Describing Wakili as the ‘most dreaded, notorious kidnap kingpin’ who had operated in Oyo State, Adams said: “I am happy that the notorious kidnapper has been captured alongside three others. It is a good development and a positive signal to other criminal elements that the Southwest is no longer an abode for bandits, kidnappers, and criminal herders.

“I commend all the members of the joint security team that made this possible because, with the video at my disposal, it was purely a neat job.

“With this development, I think the whole world will agree with me that the fight against insurgency, kidnapping, and banditry needs native intelligence, information gathering, and grassroots support from local securities and operatives.

Also, the pan-Yoruba social-cultural organisation, Afenifere, in its reaction, commended the OPC for the feat.

The National Publicity Secretary of the group, Yinka Odumakin in a statement on Sunday, said: “Afenifere gives tremendous commendation to OPC under Iba Gani Adams for the arrest of Iskilu Wakili, a Fulani bandit who has been spreading terror on our people in Ibarapa area and the Nigeria Police and other security agencies unable to do anything about him.

The state of affairs has created fear and uncertainty with a tendency for people to believe that this is not actually the case. Propaganda and attacks on ethnic groups have become a source for concern.

However, many Nigerians, just like Fani-Kayode, remain skeptical of the allegations against the 75-year-old, Iskilu Wakili. For instance, Fredrick Nwabufo, a writer and Journalist says: “the man I saw in the video could barely walk. He looked incredibly frail and is said to be partially blind. He was also reported to have been captured because he could not run. I have cogitated on the possibility of an ailing old man of this nature leading armed groups on onslaughts against citizens in Oyo, and could only stew in doubts.”

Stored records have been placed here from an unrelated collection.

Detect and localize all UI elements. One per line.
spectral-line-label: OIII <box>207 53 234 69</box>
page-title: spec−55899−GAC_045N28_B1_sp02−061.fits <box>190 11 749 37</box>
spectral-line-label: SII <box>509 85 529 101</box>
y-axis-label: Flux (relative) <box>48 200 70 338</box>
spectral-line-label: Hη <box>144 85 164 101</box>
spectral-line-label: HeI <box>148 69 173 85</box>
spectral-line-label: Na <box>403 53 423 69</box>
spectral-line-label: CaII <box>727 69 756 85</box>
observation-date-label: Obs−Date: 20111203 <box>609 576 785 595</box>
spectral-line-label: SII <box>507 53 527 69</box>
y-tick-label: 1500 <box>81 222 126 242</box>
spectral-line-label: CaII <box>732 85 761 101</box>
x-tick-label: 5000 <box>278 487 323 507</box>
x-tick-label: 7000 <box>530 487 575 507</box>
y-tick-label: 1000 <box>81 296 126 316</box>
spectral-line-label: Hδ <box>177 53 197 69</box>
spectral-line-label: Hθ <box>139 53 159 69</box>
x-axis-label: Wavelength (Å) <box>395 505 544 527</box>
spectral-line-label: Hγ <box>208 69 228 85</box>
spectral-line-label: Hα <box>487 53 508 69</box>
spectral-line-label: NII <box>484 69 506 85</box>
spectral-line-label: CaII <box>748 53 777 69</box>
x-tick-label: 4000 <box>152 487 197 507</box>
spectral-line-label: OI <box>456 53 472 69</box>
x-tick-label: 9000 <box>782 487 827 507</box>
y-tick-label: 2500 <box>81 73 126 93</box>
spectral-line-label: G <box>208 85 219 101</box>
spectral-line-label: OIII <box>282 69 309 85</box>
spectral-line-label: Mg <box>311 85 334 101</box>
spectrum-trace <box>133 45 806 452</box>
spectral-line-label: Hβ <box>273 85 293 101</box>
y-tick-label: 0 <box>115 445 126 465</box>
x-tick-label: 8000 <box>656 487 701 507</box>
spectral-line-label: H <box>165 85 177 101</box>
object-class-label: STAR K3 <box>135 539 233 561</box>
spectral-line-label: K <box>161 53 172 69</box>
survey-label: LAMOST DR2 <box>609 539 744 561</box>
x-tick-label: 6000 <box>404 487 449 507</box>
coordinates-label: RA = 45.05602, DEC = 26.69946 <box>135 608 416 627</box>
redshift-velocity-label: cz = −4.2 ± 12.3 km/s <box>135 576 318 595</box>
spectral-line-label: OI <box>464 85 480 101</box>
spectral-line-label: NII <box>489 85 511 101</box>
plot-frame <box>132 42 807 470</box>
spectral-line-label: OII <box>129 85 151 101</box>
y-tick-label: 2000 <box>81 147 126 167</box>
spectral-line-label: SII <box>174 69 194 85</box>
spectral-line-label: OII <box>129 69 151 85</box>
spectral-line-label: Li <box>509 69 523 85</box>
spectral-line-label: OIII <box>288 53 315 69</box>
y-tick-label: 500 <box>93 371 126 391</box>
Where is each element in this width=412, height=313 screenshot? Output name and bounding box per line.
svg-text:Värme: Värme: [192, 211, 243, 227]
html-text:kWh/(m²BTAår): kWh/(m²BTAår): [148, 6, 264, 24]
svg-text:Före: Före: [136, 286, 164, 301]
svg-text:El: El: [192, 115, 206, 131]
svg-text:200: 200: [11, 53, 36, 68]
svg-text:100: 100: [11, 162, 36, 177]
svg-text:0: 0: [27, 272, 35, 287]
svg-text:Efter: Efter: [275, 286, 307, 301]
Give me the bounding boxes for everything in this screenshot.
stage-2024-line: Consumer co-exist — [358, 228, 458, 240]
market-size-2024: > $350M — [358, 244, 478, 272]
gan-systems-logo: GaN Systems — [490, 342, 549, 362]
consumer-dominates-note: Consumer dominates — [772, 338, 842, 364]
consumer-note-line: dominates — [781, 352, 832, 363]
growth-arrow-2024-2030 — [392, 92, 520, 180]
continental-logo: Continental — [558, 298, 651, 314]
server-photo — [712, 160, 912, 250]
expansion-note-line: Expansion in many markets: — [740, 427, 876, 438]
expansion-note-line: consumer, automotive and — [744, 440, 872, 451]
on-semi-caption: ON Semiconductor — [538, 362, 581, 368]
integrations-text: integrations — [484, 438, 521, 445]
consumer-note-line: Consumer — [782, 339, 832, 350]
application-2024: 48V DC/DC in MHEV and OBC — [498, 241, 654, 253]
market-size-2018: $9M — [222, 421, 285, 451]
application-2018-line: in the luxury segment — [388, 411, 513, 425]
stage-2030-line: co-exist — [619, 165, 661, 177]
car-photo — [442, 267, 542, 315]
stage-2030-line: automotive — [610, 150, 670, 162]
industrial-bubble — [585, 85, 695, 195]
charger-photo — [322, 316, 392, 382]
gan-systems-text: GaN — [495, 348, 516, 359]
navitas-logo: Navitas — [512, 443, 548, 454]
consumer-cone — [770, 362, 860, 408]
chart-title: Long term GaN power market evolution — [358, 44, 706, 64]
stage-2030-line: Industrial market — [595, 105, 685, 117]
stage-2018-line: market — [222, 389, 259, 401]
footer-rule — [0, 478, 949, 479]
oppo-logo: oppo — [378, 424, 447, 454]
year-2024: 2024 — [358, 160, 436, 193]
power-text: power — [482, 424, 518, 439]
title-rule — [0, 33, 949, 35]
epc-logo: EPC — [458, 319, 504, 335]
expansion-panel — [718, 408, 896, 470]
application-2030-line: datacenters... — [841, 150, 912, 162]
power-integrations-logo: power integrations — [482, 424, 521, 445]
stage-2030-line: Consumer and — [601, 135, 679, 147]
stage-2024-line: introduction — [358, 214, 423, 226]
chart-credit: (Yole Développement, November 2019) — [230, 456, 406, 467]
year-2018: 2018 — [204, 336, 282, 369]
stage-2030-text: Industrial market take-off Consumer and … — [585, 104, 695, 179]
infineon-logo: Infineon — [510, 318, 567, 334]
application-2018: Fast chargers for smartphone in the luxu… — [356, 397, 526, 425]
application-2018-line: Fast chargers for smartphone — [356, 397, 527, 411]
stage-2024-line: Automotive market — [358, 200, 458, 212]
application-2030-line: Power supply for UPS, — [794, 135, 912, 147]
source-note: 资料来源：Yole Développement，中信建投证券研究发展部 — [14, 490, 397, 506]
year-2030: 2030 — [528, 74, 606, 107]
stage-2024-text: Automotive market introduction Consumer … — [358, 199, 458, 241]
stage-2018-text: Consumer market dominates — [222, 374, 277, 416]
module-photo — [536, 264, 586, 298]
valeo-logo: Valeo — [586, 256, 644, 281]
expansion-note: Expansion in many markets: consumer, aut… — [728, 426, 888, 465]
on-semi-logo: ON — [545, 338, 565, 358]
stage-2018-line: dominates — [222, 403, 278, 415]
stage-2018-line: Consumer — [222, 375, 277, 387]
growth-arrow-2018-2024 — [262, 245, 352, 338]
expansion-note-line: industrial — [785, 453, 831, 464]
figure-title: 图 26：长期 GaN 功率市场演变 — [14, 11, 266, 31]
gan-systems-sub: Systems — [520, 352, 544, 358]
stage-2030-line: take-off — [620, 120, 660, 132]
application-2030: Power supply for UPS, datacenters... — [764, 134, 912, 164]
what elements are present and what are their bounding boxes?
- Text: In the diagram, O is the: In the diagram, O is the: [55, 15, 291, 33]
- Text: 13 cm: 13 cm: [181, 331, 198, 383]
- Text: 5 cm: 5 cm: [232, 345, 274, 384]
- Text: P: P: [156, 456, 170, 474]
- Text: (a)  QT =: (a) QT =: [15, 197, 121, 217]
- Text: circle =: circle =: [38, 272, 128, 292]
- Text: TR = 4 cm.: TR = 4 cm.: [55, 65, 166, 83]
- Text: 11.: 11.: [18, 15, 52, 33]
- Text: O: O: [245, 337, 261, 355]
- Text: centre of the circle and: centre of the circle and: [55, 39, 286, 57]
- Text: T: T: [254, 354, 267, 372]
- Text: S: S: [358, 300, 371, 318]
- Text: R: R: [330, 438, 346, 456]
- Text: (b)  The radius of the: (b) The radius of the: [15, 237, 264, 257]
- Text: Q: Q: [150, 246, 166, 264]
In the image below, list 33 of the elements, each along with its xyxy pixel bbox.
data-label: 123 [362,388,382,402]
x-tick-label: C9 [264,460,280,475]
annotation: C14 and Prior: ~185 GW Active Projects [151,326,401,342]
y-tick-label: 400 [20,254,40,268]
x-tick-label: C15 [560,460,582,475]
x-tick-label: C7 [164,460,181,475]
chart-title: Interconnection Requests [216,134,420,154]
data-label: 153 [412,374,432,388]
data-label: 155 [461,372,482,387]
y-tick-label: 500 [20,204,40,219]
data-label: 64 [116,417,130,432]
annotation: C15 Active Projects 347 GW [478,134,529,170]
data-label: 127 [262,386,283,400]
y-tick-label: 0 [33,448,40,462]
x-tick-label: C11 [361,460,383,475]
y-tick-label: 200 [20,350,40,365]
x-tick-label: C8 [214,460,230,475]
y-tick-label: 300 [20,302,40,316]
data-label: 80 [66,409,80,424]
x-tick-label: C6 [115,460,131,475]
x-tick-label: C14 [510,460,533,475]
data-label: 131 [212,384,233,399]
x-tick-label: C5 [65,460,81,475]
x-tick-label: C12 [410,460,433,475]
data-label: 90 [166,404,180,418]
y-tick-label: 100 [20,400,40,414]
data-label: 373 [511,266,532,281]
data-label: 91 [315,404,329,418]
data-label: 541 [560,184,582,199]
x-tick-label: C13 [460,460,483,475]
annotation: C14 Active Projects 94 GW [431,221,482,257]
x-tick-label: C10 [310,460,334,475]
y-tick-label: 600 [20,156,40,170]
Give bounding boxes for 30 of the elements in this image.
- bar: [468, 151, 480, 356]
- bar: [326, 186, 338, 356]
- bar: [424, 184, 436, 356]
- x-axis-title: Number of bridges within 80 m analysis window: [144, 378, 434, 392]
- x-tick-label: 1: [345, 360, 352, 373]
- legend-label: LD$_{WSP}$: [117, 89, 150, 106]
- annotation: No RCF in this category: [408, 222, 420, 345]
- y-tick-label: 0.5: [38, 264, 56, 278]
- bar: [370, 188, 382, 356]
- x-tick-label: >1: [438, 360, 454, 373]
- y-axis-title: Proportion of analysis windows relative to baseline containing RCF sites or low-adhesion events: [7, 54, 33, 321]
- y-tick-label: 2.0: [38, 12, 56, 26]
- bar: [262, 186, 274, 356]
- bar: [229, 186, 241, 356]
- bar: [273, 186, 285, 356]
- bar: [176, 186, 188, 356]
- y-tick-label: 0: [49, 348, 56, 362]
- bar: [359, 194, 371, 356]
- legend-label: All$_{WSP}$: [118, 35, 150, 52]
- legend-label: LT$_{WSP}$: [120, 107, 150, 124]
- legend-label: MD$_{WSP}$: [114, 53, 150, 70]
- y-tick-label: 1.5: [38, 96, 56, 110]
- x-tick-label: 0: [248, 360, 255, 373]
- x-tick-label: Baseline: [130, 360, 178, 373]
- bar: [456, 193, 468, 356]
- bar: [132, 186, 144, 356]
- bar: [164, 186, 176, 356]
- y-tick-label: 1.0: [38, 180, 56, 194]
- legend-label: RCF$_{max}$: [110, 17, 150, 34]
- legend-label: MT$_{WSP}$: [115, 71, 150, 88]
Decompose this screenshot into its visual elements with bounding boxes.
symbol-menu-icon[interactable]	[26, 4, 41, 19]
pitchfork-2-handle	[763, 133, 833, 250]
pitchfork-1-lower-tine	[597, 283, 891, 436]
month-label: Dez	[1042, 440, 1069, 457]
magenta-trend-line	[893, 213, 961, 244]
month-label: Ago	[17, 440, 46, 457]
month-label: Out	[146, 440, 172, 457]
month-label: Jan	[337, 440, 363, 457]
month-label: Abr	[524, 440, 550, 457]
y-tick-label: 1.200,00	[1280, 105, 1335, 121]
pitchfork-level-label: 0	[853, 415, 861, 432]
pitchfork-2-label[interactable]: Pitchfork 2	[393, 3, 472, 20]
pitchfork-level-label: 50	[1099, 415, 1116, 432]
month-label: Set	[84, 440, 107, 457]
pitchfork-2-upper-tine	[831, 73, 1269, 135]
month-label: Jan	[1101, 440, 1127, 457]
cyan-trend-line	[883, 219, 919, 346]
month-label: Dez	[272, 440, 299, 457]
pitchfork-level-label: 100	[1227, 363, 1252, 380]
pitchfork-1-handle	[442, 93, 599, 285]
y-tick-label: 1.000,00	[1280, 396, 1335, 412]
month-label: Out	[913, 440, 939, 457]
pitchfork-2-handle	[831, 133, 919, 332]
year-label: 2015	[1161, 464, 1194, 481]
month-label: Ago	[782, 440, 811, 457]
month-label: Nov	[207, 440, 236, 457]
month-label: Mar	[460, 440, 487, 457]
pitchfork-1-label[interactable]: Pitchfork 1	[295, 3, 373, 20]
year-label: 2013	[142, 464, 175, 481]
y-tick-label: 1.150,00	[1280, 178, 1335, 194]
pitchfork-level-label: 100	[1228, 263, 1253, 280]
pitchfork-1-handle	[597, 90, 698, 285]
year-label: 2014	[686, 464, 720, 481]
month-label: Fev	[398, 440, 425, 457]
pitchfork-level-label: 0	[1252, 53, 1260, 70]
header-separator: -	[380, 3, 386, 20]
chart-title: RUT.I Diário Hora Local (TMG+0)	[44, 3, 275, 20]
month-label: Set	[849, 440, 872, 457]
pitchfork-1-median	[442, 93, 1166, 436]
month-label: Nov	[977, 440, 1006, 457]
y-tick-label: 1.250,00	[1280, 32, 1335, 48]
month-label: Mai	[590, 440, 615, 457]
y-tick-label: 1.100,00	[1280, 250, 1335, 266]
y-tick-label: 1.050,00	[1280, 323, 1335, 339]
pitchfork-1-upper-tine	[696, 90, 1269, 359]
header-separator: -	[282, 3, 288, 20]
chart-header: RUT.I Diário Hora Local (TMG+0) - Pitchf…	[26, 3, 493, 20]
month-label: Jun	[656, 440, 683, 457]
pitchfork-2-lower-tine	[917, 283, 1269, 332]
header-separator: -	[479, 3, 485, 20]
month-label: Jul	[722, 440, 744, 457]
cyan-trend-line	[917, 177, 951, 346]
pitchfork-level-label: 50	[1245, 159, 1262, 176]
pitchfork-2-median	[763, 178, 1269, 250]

Further stating his doubt, Nwabufo asked; “I really wonder why the same lexical sculpturing was not applied in the case of Sunday Igboho who was famously described as an ‘’activist and youth leader’’ in the media – even after he broke the law by asking the Fulani to leave Ibarapa?”

Worried about how Nigerians easily accept anything thrown at them especially when it is along ethnic and religious line, he said; “some media reports have described Wakili as ‘’Fulani warlord’’. But on what is this framing grounded? Has he been found culpable for leading armed attacks? Is there any evidence to prove he is a warlord? Has it been confirmed – in any way — that he is behind the attacks in parts of Oyo? And how many ‘’wars’’ has he led?

Wakili, a Fulani leader who denied leading attacks against Oyo communities said he is even a victim of kidnapping.

His words: “Sometime last year, two of my children were kidnapped and I paid millions of naira as ransom before they were released. I am not a kidnapper. Two days after my return from hospital in Cotonou, Republic of Benin, I was lying down because I was ill and suddenly some women came and started shouting that armed OPC men had come looking for me.

Read Also: Fulani Herders Crisis: Reality Check on Nigeria’s Unity

“I asked them to flee but I could not run because I was sick. Two men later came and picked me from where I was lying, they threw me in their vehicle naked. I fainted many times before they drove me to the police station in Igbo Ora. From there, we were taken to SCID, Ibadan. I am not a criminal, my children are not criminals. I don’t know anything about kidnapping or any crime. I have many cows and I know they stray into farms at times but I don’t have criminal records anywhere and this can be investigated. After they took me away from my home, a woman, Tande, was killed.”

In all of this, there are growing concerns on why the media would be so quick to tag the 75-year-old man a ‘’Fulani warlord’’. Is there any evidence to substantiate such a claim? The Nigeria police even asked the people that effected his arrest to present evidence against him, a request they are yet to oblige.

With so many claims and counterclaims, the public is eagerly waiting to know the fact, which many believe should come after detailed investigations and eventual trial. Is the 75-year-old, frail-looking man in police custody the dreaded Wakili or is this just a case of mistaken identity?